Salvar o Santuário mariano de Madhu da violência e da destruição:

- é esta, atualmente, a maior preocupação dos Bispos do Sri Lanka, que reafirmaram em comunicado oficial a urgência de se proteger o local sagrado para os fiéis católicos da ilha, mas apreciado e freqüentado - como local de paz e de reconciliação - também por crentes de outras religiões.

O Santuário está no centro da ilha, numa área controlada pelos rebeldes tamil, onde estão combatendo tropas do exército e grupos de guerrilheiros.

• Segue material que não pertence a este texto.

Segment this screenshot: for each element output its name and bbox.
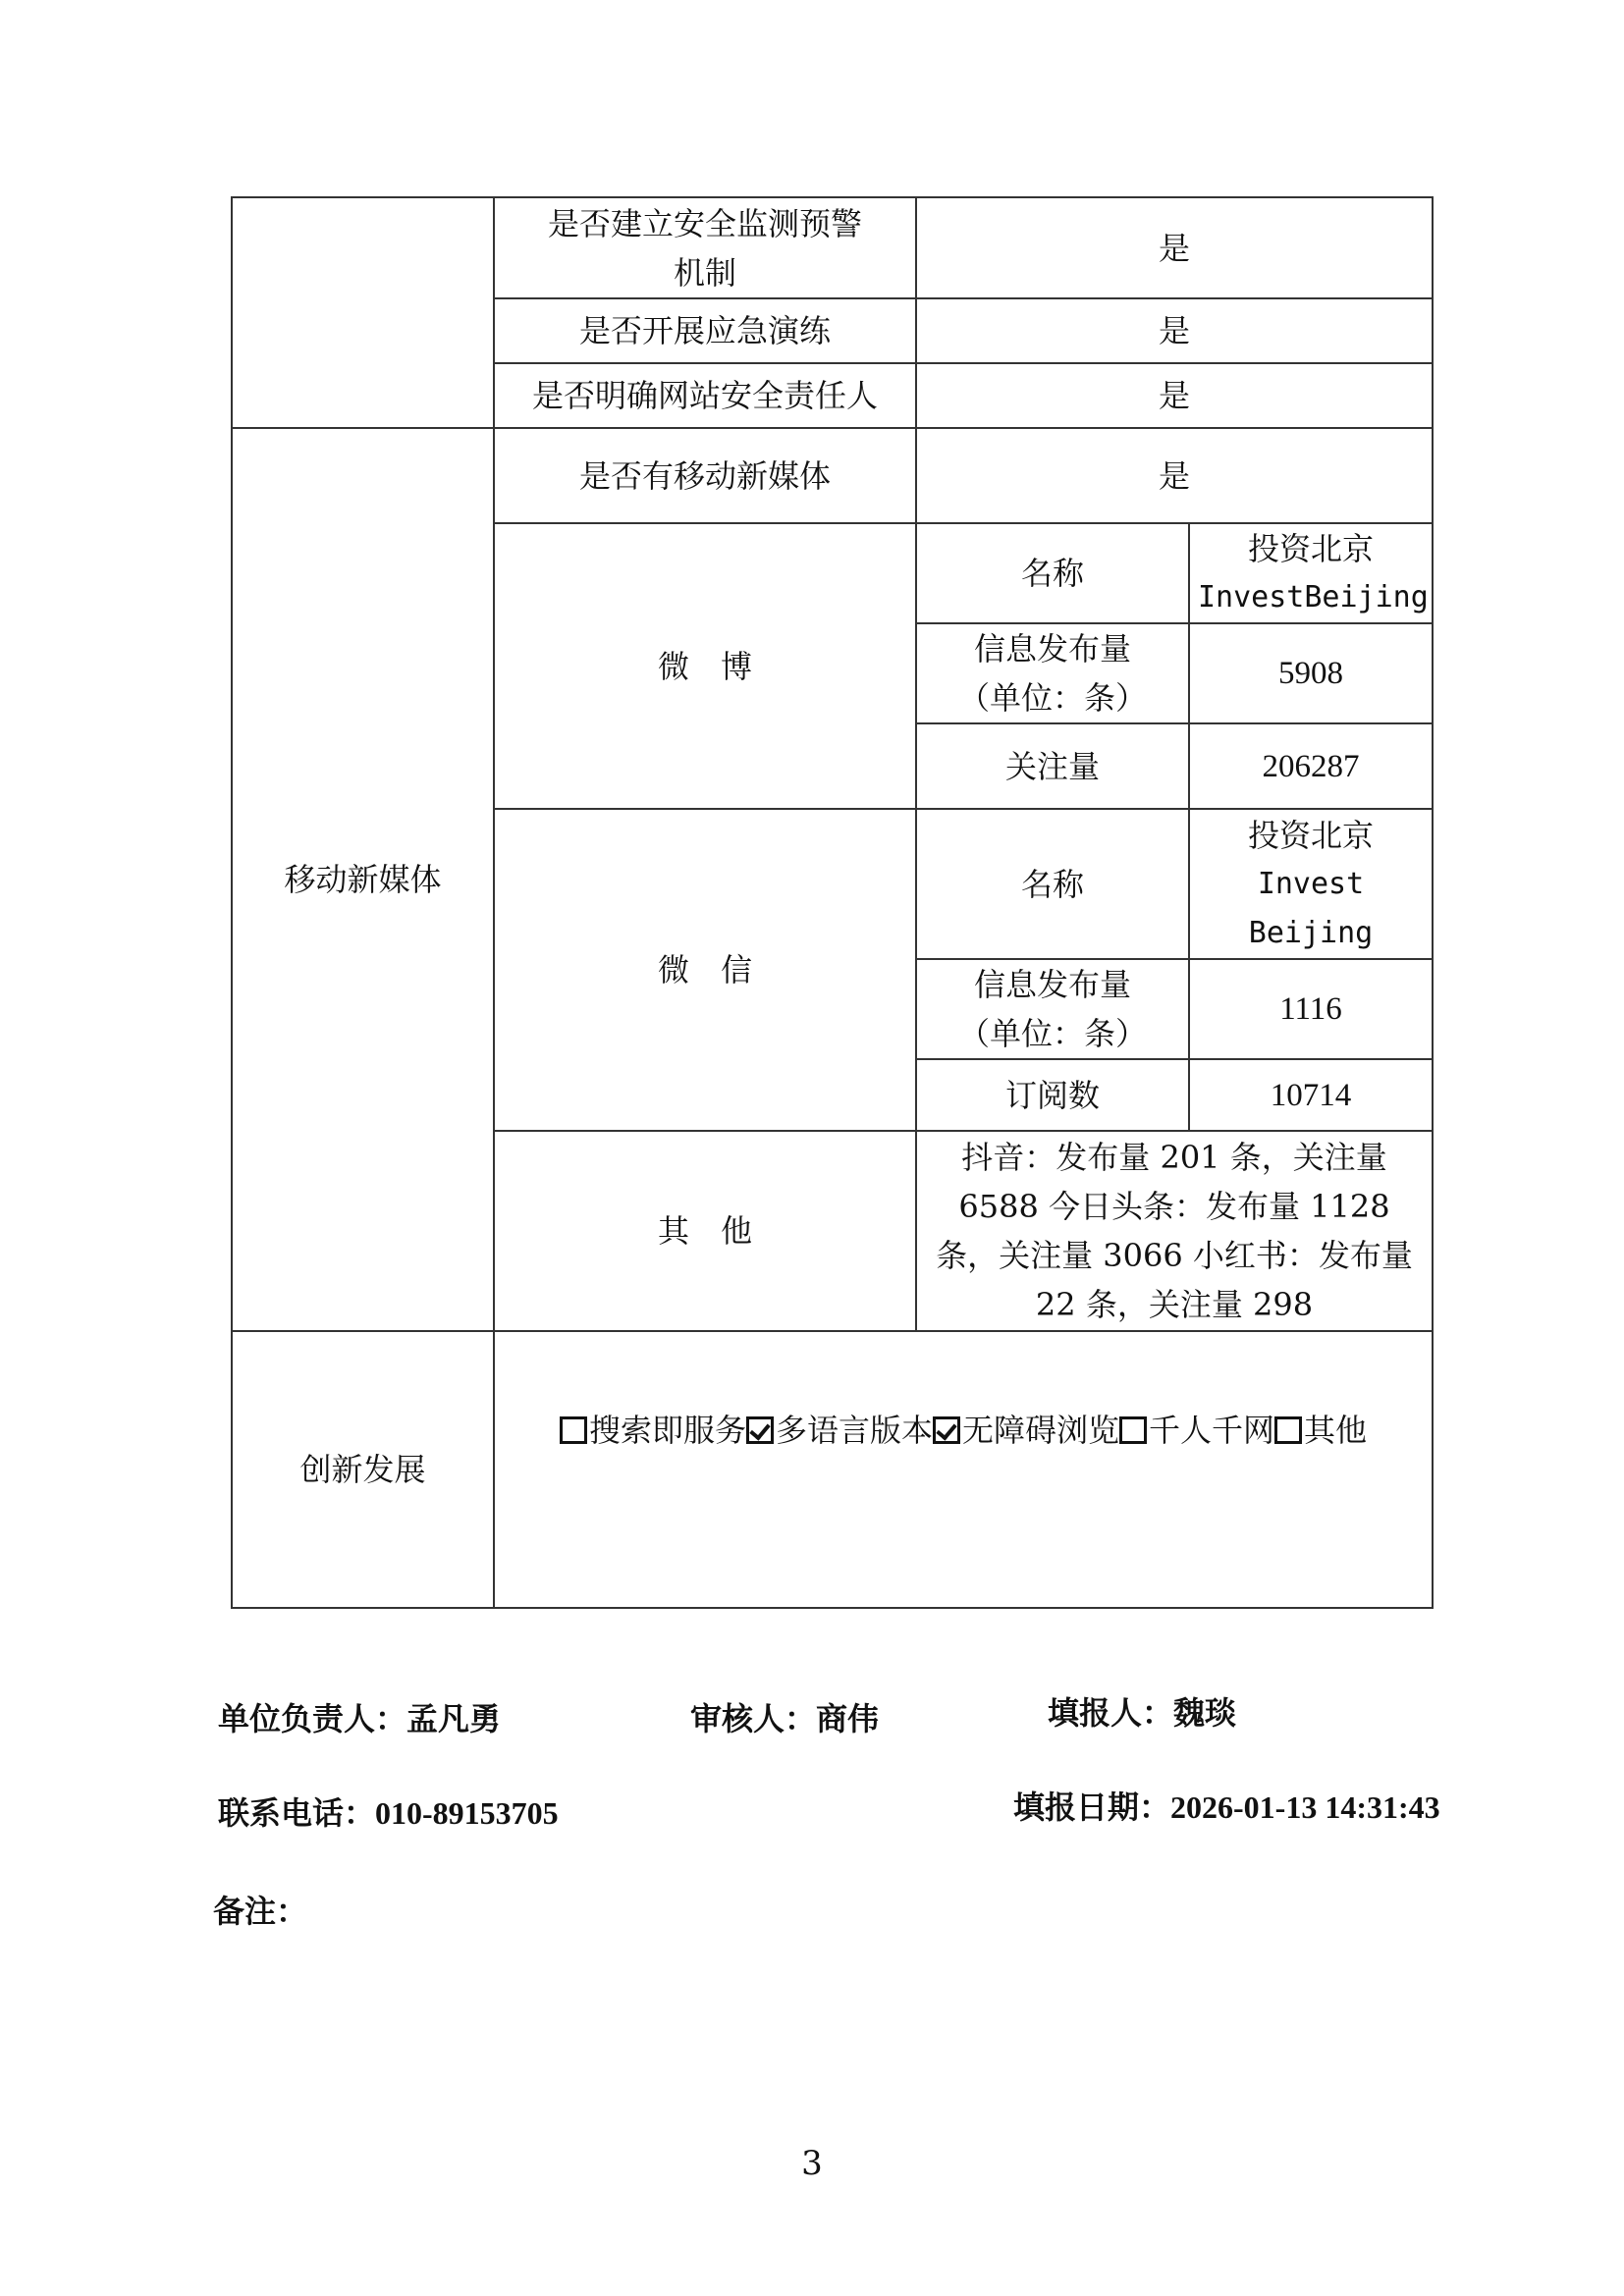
wechat-posts-value: 1116	[1189, 959, 1433, 1059]
weibo-name-value: 投资北京 InvestBeijing	[1189, 523, 1433, 623]
checkbox-multilingual[interactable]	[746, 1416, 774, 1444]
innovation-label: 创新发展	[232, 1331, 494, 1608]
option-other: 其他	[1304, 1412, 1368, 1449]
wechat-label: 微 信	[494, 809, 916, 1131]
security-monitoring-label: 是否建立安全监测预警 机制	[494, 197, 916, 298]
wechat-posts-label: 信息发布量 （单位：条）	[916, 959, 1189, 1059]
checkbox-search-service[interactable]	[560, 1416, 587, 1444]
fill-date	[1013, 1783, 1440, 1828]
page-number: 3	[801, 2144, 823, 2183]
option-personalized: 千人千网	[1149, 1412, 1275, 1449]
date-value: 2026-01-13 14:31:43	[1170, 1789, 1440, 1825]
unit-head-label: 单位负责人：	[218, 1700, 407, 1737]
media-section-label: 移动新媒体	[232, 428, 494, 1331]
filler-value: 魏琰	[1173, 1694, 1237, 1732]
weibo-label: 微 博	[494, 523, 916, 809]
weibo-posts-value: 5908	[1189, 623, 1433, 723]
weibo-followers-label: 关注量	[916, 723, 1189, 809]
phone-label: 联系电话：	[218, 1794, 376, 1832]
weibo-followers-value: 206287	[1189, 723, 1433, 809]
security-section-cell	[232, 197, 494, 428]
option-search-service: 搜索即服务	[588, 1412, 746, 1449]
wechat-subs-value: 10714	[1189, 1059, 1433, 1131]
phone-value: 010-89153705	[375, 1795, 559, 1831]
wechat-name-label: 名称	[916, 809, 1189, 959]
other-media-value: 抖音：发布量 201 条，关注量 6588 今日头条：发布量 1128 条，关注量 3066 小红书：发布量 22 条，关注量 298	[916, 1131, 1433, 1331]
emergency-drill-value: 是	[916, 298, 1433, 363]
reviewer-value: 商伟	[816, 1700, 880, 1737]
reviewer-label: 审核人：	[690, 1700, 817, 1737]
filler-label: 填报人：	[1048, 1694, 1174, 1732]
unit-head	[218, 1694, 501, 1739]
security-monitoring-value: 是	[916, 197, 1433, 298]
wechat-subs-label: 订阅数	[916, 1059, 1189, 1131]
notes-label: 备注：	[213, 1893, 308, 1930]
has-media-label: 是否有移动新媒体	[494, 428, 916, 523]
checkbox-accessibility[interactable]	[933, 1416, 960, 1444]
wechat-name-value: 投资北京 Invest Beijing	[1189, 809, 1433, 959]
other-media-label: 其 他	[494, 1131, 916, 1331]
option-multilingual: 多语言版本	[775, 1412, 933, 1449]
notes	[213, 1887, 307, 1932]
date-label: 填报日期：	[1013, 1789, 1171, 1826]
emergency-drill-label: 是否开展应急演练	[494, 298, 916, 363]
security-owner-value: 是	[916, 363, 1433, 428]
innovation-checkbox-group	[560, 1406, 1367, 1455]
checkbox-personalized[interactable]	[1119, 1416, 1147, 1444]
unit-head-value: 孟凡勇	[406, 1700, 502, 1737]
checkbox-other[interactable]	[1274, 1416, 1302, 1444]
contact-phone	[218, 1789, 559, 1834]
weibo-name-label: 名称	[916, 523, 1189, 623]
security-owner-label: 是否明确网站安全责任人	[494, 363, 916, 428]
report-table	[231, 196, 1434, 1609]
weibo-posts-label: 信息发布量 （单位：条）	[916, 623, 1189, 723]
filler	[1048, 1688, 1236, 1734]
has-media-value: 是	[916, 428, 1433, 523]
reviewer	[690, 1694, 879, 1739]
option-accessibility: 无障碍浏览	[962, 1412, 1120, 1449]
innovation-options	[494, 1331, 1433, 1608]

Bombardeios e disparos já atingiram o complexo do Santuário, destruindo uma capela e obrigando o Bispo Rayappu Jospeh a deslocar temporariamente a antiga estátua da Virgem Maria do Santuário, para levá-la a um local mais seguro. Os Bispos protestaram, escreveram para o governo, organizaram uma procissão de oração para chamar a atenção da opinião pública sobre o perigo. Nos últimos anos o Santuário foi considerado “zona neutra” e poupado do conflito. Atualmente, esta sacralidade parece perdida e a Conferência Episcopal, reunida recentemente para analisar a questão e buscar soluções, renovou aos combatentes o apelo para que cessem os combates na área onde está o Santuário.

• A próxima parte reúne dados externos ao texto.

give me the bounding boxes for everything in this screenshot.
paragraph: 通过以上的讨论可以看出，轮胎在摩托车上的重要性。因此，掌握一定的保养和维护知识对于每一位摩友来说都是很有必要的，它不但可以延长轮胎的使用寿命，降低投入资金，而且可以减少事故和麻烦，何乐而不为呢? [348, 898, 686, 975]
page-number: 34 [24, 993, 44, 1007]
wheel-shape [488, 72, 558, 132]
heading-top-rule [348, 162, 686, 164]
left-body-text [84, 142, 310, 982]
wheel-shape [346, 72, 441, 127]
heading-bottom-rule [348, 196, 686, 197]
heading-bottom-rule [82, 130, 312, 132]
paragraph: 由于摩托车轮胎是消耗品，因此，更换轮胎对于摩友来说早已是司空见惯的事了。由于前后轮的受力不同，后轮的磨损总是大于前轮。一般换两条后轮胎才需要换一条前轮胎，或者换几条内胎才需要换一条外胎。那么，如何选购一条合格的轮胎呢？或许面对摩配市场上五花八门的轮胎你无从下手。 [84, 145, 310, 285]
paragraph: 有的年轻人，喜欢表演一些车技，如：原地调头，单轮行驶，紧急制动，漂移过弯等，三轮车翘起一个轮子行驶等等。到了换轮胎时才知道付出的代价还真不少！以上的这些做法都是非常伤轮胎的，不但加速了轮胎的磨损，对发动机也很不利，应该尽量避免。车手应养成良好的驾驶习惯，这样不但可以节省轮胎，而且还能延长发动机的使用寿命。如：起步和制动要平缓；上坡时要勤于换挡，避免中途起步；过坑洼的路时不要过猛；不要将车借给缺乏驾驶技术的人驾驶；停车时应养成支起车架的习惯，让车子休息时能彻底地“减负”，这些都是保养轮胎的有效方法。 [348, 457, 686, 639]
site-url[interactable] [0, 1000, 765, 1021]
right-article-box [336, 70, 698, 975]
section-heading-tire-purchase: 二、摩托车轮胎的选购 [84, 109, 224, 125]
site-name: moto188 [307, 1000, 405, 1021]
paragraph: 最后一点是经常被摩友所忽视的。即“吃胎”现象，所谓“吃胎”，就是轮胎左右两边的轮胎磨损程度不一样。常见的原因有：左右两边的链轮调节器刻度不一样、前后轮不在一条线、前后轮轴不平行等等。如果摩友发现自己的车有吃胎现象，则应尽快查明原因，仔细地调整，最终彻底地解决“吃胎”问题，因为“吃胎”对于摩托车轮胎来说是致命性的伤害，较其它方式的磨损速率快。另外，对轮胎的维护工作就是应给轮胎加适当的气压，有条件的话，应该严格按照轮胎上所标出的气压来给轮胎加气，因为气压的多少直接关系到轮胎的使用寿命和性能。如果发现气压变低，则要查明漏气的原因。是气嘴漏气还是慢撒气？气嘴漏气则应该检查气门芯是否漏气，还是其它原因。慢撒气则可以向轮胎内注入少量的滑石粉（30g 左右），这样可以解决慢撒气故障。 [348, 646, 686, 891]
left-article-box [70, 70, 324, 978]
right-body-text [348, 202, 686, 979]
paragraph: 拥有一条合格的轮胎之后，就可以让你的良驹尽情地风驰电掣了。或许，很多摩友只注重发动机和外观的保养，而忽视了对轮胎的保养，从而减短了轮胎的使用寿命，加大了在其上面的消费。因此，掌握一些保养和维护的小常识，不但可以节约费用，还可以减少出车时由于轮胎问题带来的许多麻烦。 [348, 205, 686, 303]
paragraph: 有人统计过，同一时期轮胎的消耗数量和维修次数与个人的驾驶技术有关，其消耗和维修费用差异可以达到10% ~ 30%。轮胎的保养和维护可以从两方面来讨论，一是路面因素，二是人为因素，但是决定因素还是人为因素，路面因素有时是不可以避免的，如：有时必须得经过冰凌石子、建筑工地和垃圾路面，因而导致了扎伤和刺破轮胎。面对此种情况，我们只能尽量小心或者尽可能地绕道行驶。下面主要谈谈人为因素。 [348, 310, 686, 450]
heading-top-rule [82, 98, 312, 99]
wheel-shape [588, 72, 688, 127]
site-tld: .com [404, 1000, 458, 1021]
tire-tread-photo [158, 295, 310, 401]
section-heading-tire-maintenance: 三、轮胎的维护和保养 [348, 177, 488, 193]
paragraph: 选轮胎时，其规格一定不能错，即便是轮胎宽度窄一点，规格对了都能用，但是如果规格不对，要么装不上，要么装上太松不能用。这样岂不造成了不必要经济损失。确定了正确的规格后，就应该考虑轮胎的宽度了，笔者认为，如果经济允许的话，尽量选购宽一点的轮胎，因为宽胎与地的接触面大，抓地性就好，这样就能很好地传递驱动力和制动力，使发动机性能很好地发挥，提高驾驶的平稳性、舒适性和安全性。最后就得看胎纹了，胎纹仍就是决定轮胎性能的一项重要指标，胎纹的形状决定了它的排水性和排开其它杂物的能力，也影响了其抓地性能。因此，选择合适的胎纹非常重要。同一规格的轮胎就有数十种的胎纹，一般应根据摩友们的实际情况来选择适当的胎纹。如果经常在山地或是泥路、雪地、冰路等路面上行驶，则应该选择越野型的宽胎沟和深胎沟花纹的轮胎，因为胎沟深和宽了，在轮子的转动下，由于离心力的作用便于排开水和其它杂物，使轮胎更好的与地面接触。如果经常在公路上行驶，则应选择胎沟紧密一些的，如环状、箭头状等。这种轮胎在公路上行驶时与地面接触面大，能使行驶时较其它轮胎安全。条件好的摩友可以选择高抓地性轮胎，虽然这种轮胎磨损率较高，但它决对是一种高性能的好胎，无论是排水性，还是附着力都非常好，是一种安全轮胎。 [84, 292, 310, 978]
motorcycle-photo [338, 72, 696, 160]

A transferência da estátua da Virgem, reiteram no texto, ocorreu por motivos de segurança e não para atender a pressões dos rebeldes, (como argumentaram alguns meios de comunicação):

- ela voltará assim que as condições permitirem.

O Santuário mariano de Madhu, na diocese de Mannar, sempre foi um local de oração respeitado e freqüentado pelos fiéis católicos e de outras religiões. Os Bispos do país sempre pediram que se considerasse Madhu zona desmilitarizada, garantindo a segurança dos peregrinos e dos refugiados. Desde 1990, de fato, os 160 hectares de terreno ao redor do santuário receberam milhares de desabrigados pela guerra, tornando-se um autêntico campo de refugiados. A história do Santuário começou há mais de quatro séculos. A sua origem é de 1544, quando o rei de Jaffna, Sankili, mandou massacrar 600 cristãos de Mannar (convertidos pelos portugueses, que desembarcaram no Ceilão em 1505), temendo a expansão da influência portuguesa. Alguns fiéis, que escaparam do massacre, fundaram na selva um pequeno local de oração, depositando ali a estátua que agora se encontra no Santuário.

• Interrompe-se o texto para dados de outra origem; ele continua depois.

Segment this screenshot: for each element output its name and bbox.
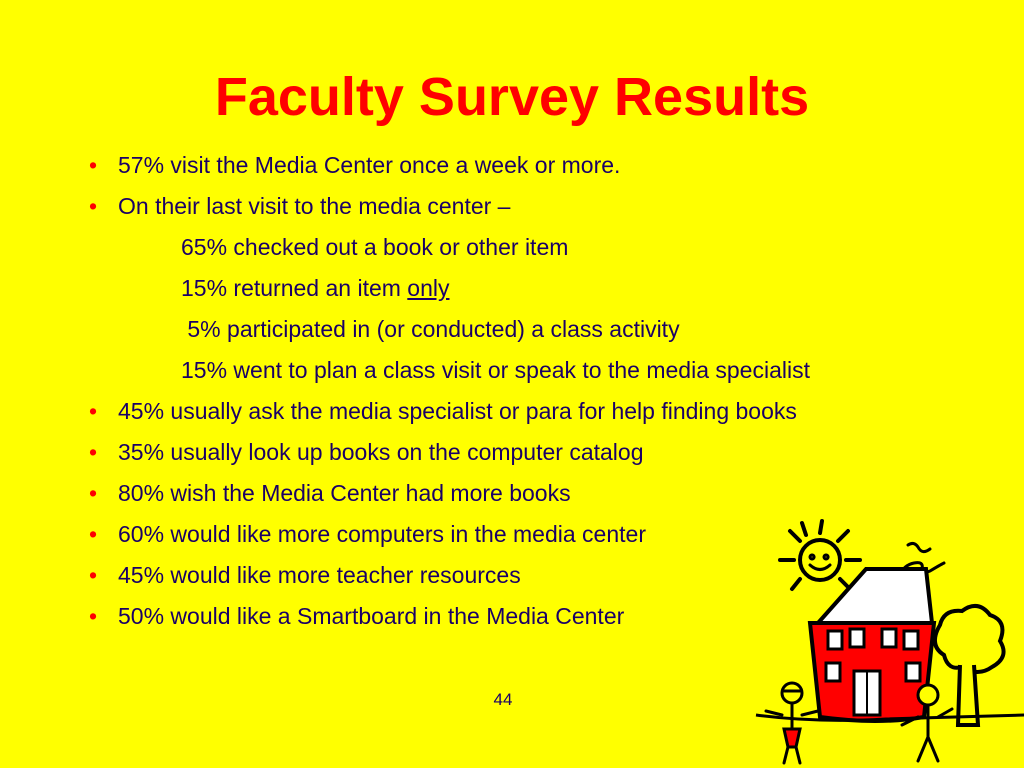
school-house-clipart [748, 505, 1024, 768]
list-item [181, 232, 568, 262]
list-item [89, 519, 646, 549]
list-item [181, 314, 680, 344]
roof [818, 569, 932, 623]
page-number: 44 [493, 690, 513, 709]
slide-title: Faculty Survey Results [214, 67, 810, 127]
list-item [89, 396, 797, 426]
bullet-icon: • [89, 562, 98, 588]
list-item [89, 560, 521, 590]
list-item-text: 65% checked out a book or other item [181, 234, 569, 260]
underlined-word: only [407, 275, 450, 301]
list-item [89, 191, 511, 221]
list-item-text: 35% usually look up books on the computer catalog [118, 439, 644, 465]
list-item-text: 80% wish the Media Center had more books [118, 480, 571, 506]
list-item-text: 15% returned an item [181, 275, 408, 301]
list-item [181, 273, 450, 303]
bullet-icon: • [89, 398, 98, 424]
bullet-icon: • [89, 603, 98, 629]
list-item-text: On their last visit to the media center – [118, 193, 511, 219]
list-item-text: 45% usually ask the media specialist or para for help finding books [118, 398, 797, 424]
bullet-icon: • [89, 480, 98, 506]
list-item-text: 60% would like more computers in the media center [118, 521, 646, 547]
list-item-text: 45% would like more teacher resources [118, 562, 521, 588]
list-item [89, 601, 625, 631]
list-item-text: 57% visit the Media Center once a week or more. [118, 152, 621, 178]
bullet-icon: • [89, 152, 98, 178]
list-item-text: 15% went to plan a class visit or speak to the media specialist [181, 357, 810, 383]
list-item [89, 437, 644, 467]
bullet-icon: • [89, 521, 98, 547]
list-item [181, 355, 810, 385]
sun-icon [780, 521, 860, 589]
bullet-icon: • [89, 193, 98, 219]
list-item [89, 478, 571, 508]
tree-icon [935, 606, 1004, 725]
child-figure-icon [766, 683, 818, 763]
list-item-text: 50% would like a Smartboard in the Media Center [118, 603, 625, 629]
bullet-icon: • [89, 439, 98, 465]
list-item [89, 150, 621, 180]
list-item-text: 5% participated in (or conducted) a class activity [181, 316, 680, 342]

Em seguida, os holandeses desembarcaram no Ceilão em 1656 e iniciaram uma perseguição aos católicos. Trinta famílias católicas, em busca de refúgio de vilarejo em vilarejo e levando com eles a estátua, estabeleceram-se em 1670 na localidade de Maruthamadhu, local onde atualmente está o Santuário. Outros católicos reuniram-se naquele local. Em todo Ceilão difundiu-se a fama da Virgem de Madhu, curadora e protetora contra a mordida das serpentes. Com a chegada na ilha do Pe. Joseph Vaz, em 1687, o catolicismo refloresceu, e Madhu, em 1706, foi considerada um centro missionário. A construção atual foi iniciada por Dom Bonjean, que em 1872 colocou a primeira pedra do Santuário. O legado pontifício coroou a estátua em 1924 em nome do Papa Pio XI. A consagração da igreja aconteceu em 1944.